Case ID: ad2d_154/html/0492-01.html
Source: Caselaw Access Project
Author: {"author": "", "license": "Public Domain", "url": "https://static.case.law/"}
Date Created: 2024-08-24T03:29:51.129683

The People of the State of New York, Respondent, v Simon Wedidya, Appellant.
   — Appeal by the defendant from a judgment of the Supreme Court, Kings County (Douglass, J.), rendered June 10, 1988, convicting him of criminal sale of a controlled substance in the second degree (two counts) and criminal possession of a controlled substance in the third degree (four counts), upon a jury verdict, and imposing sentence.

Ordered that the judgment is affirmed.

The defendant’s contention that the court improperly admitted evidence that he had committed uncharged crimes is without merit. A review of the record indicates that the evidence adduced at trial did not implicate the defendant in any crimes other than the ones with which he was charged.

Furthermore, the People proved beyond a reasonable doubt that the defendant did not serve merely as the agent for the informant who bought cocaine from him. The absence of any prior relationship between the defendant and the informant, the defendant’s display of salesmanlike behavior, the defendant’s independent desire to promote the transaction and the profit which the defendant derived from the sale were factors sufficient for the jury to reject the agency defense (see, People v Chaparro, 134 AD2d 443; People v Vargas, 135 AD2d 853).

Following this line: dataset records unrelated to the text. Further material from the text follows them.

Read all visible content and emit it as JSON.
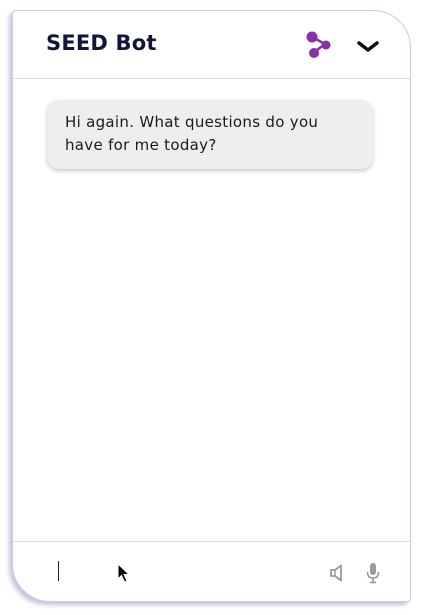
{
  "header": {
    "title": "SEED Bot",
    "share_icon": "share-nodes-icon",
    "collapse_icon": "chevron-down-icon",
    "accent_color": "#8b2fa8"
  },
  "messages": [
    {
      "sender": "bot",
      "text": "Hi again. What questions do you have for me today?"
    }
  ],
  "composer": {
    "value": "",
    "placeholder": "",
    "speaker_icon": "speaker-icon",
    "mic_icon": "microphone-icon"
  }
}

Finally the defendant has failed to meet his burden of establishing the defense of entrapment by a preponderance of the evidence (see, Penal Law § 25.00 [2]). According to testimony adduced from the confidential informant at trial, the defendant was clearly predisposed to commit the crime and the informant merely afforded him the opportunity to do so (see, People v Thompson, 47 NY2d 940; People v Surpris, 125 AD2d 351). Thompson, J. P., Bracken, Kunzeman and Rubin, JJ., concur.